Vertun

Wenn im Büro viel zu tun ist, wie gerade jetzt zu Beginn des Semesters, gerate ich schnell mal ins Schwimmen. Hans-Hermann, der mir am Schreibtisch gegenübersitzt, behauptet, ich habe gerade was von "Gebührentatbeständen" gefaselt. Na und? Wer sagt denn, daß es sowas nicht gibt?

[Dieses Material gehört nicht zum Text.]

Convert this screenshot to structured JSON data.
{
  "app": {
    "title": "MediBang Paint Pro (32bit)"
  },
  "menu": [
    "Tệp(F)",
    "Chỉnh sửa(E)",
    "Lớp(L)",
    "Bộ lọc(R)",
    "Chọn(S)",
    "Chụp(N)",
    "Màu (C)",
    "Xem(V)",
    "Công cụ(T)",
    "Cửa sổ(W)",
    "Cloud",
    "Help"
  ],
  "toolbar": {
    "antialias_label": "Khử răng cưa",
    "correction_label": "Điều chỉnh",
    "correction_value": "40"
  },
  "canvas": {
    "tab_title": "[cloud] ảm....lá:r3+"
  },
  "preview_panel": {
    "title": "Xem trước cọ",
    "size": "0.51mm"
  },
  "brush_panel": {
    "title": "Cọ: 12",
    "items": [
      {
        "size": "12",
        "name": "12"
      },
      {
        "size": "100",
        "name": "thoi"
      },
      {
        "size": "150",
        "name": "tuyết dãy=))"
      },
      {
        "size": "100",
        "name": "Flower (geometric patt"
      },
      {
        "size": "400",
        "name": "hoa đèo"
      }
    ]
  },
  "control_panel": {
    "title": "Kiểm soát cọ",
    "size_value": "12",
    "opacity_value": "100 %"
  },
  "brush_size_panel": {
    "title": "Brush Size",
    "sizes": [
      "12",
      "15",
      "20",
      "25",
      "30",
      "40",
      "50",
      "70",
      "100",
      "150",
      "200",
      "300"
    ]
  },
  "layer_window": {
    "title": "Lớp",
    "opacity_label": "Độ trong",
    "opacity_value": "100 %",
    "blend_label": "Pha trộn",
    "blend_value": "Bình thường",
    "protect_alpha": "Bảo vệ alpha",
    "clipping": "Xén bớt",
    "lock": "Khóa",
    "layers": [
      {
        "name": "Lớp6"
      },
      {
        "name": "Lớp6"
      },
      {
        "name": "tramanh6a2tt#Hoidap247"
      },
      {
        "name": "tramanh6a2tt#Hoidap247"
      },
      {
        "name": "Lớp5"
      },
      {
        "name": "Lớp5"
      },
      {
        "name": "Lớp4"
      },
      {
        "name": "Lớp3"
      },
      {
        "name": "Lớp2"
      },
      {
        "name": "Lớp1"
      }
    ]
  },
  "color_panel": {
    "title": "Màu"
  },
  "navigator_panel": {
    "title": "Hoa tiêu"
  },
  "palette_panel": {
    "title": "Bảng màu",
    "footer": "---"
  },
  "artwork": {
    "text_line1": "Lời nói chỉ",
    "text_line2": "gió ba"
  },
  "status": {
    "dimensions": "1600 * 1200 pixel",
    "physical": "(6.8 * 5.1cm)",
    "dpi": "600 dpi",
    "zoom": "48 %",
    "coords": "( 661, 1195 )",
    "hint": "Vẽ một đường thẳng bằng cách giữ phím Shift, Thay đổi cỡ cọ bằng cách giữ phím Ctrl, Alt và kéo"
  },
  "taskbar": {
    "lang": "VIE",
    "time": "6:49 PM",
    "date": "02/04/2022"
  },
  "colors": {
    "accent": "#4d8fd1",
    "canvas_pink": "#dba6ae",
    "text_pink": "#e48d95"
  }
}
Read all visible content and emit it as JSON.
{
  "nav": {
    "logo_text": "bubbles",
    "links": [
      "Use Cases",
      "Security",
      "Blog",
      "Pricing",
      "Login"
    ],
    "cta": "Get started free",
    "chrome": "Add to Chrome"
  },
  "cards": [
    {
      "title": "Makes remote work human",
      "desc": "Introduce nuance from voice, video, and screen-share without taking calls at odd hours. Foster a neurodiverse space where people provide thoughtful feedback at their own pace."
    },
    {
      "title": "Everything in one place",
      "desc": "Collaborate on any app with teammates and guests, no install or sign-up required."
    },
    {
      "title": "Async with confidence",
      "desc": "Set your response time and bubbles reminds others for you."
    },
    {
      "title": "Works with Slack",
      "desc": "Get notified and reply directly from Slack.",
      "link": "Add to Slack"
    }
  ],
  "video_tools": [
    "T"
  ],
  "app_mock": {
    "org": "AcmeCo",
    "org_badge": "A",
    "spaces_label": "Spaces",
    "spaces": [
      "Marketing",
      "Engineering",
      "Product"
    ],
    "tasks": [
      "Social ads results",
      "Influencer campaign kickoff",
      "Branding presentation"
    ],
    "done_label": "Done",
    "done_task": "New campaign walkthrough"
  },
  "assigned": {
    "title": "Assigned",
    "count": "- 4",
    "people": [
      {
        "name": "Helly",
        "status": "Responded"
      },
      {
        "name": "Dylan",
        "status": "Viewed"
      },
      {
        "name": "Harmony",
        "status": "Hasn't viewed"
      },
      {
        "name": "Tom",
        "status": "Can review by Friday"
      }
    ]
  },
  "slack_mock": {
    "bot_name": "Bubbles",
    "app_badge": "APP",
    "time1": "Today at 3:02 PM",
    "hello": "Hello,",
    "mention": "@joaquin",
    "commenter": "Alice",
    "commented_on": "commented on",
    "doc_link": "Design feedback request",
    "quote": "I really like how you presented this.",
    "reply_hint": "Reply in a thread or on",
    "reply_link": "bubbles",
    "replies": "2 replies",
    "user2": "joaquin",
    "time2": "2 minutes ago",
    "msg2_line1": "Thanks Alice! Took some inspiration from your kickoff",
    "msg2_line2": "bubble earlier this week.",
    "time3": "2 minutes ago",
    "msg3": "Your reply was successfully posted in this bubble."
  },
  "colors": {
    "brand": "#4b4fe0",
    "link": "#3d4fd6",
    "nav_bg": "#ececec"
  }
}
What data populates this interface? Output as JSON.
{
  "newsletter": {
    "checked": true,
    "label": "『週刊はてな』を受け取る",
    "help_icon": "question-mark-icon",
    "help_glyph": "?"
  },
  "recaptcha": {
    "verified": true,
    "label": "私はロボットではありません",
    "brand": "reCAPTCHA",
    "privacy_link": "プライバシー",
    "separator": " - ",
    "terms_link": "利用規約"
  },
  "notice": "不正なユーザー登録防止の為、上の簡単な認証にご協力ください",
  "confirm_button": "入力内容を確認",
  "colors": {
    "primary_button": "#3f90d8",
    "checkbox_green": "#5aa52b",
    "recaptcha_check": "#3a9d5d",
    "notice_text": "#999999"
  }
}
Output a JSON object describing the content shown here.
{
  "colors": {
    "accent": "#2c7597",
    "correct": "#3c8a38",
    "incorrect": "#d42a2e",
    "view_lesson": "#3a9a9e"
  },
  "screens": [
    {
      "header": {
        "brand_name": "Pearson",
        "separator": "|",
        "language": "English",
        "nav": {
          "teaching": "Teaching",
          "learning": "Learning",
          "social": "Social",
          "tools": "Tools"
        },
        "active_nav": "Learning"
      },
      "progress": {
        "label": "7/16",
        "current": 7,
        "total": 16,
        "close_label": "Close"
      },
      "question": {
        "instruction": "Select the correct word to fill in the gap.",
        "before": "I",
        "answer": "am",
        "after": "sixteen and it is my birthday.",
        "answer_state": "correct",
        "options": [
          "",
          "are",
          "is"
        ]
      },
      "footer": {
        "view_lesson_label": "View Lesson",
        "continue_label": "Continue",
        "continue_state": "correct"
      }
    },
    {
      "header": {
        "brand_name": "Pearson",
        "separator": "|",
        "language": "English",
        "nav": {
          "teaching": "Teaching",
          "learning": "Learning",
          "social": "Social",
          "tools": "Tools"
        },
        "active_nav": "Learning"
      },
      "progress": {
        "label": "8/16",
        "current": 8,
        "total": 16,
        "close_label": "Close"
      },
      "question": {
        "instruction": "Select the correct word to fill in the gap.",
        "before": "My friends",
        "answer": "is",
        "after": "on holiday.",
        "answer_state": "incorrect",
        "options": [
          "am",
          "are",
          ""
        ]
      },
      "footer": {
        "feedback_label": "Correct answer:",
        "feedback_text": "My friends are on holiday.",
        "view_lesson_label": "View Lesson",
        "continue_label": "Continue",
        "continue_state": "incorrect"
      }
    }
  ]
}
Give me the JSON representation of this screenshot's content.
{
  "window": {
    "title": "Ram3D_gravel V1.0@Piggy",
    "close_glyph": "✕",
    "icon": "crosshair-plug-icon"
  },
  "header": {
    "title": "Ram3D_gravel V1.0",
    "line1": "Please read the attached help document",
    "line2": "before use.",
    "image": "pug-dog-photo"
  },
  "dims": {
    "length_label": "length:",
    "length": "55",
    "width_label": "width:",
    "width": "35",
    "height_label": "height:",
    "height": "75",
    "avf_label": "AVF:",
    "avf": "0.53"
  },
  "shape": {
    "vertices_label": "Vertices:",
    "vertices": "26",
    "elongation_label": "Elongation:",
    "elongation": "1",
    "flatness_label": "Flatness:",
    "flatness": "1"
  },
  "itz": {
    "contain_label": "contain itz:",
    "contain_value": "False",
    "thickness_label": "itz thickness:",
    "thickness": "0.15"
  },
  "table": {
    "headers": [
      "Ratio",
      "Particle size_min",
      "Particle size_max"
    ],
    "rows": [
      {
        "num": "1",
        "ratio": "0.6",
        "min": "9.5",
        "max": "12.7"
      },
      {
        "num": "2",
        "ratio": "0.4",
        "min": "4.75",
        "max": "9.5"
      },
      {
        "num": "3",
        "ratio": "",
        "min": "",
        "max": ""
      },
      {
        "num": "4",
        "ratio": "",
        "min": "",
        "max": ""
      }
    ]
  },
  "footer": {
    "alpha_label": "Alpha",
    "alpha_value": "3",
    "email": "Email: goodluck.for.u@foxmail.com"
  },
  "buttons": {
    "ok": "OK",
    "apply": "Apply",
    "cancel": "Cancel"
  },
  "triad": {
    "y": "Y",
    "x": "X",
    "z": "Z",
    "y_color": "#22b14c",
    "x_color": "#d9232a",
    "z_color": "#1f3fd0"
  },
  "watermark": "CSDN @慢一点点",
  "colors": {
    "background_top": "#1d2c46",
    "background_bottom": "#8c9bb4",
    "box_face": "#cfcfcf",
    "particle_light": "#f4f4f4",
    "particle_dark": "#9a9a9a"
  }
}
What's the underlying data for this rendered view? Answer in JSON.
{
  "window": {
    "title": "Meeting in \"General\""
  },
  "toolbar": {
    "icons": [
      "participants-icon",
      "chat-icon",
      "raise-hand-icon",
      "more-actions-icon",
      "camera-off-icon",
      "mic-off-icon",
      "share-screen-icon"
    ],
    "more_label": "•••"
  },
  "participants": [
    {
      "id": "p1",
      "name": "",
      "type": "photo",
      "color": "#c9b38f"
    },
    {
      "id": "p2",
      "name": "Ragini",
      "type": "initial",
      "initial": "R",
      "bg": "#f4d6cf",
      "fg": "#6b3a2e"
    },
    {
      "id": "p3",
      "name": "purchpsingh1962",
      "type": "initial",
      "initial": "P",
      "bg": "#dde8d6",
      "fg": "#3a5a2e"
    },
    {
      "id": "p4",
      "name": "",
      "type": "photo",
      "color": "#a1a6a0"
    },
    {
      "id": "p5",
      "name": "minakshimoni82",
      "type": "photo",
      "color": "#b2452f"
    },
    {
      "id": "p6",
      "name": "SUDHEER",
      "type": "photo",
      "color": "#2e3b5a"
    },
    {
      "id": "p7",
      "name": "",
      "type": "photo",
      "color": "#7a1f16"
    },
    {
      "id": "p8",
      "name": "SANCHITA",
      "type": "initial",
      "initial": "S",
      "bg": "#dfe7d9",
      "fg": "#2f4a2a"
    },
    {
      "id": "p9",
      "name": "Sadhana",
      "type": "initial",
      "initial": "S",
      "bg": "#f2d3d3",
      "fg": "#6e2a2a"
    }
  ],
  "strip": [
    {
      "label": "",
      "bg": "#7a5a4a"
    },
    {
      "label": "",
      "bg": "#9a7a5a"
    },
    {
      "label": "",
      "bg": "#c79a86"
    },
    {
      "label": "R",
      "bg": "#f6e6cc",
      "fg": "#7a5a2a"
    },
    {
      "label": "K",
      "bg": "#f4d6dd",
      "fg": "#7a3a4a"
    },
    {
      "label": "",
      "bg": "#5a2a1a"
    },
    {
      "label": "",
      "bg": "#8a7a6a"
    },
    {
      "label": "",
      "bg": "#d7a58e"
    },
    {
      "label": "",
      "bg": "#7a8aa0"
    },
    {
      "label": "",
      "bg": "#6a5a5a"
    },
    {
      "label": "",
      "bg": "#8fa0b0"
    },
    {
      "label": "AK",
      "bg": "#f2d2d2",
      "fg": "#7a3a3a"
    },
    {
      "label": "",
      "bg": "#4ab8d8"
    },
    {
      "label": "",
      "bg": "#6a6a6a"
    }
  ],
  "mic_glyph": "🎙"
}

Zu Hause habe ich dummerweise beschlossen, den Frühjahrsputz nachzuholen, und bin gerade beim Fensterputzen, als es klingelt. Susi. Susi wohnt zwei Stockwerke über mir und hat ein Alkoholproblem, wie es heute heißt. Sie säuft also. Und kommt ab und zu vorbei, um zu telefonieren ("Ich möcht' ma 'ne Bestellung aufgehm: Acht Budweiser und ...") oder um sich einen Heiermann oder einen Schein zu borgen "bis Donnerstag". Donnerstags gibt es Sozi. Das Geld kriege ich meistens zurück, aber nie donnerstags und nie in der gleichen Woche. "Du bist doch meine beste Freundin, hehe", sagt Susi, und lehnt schon einigermaßen breit im Türrahmen, "kannst du mir ma 'n Pfund leihen?" Ein Pfund sind zwanzig Mark. Ich seufze, suche einen Schein heraus, gebe ihn ihr und sage: "Dann bis Donnerstag - oder?" - "Klar", sagt sie, "ey - warte ma - das war aber jetzt mein Part." - "Oh, tut mir leid, Tschulligung." Wenn man im Vollstreß ist , kann man sich leicht mal im standardisierten Smalltalk vertun.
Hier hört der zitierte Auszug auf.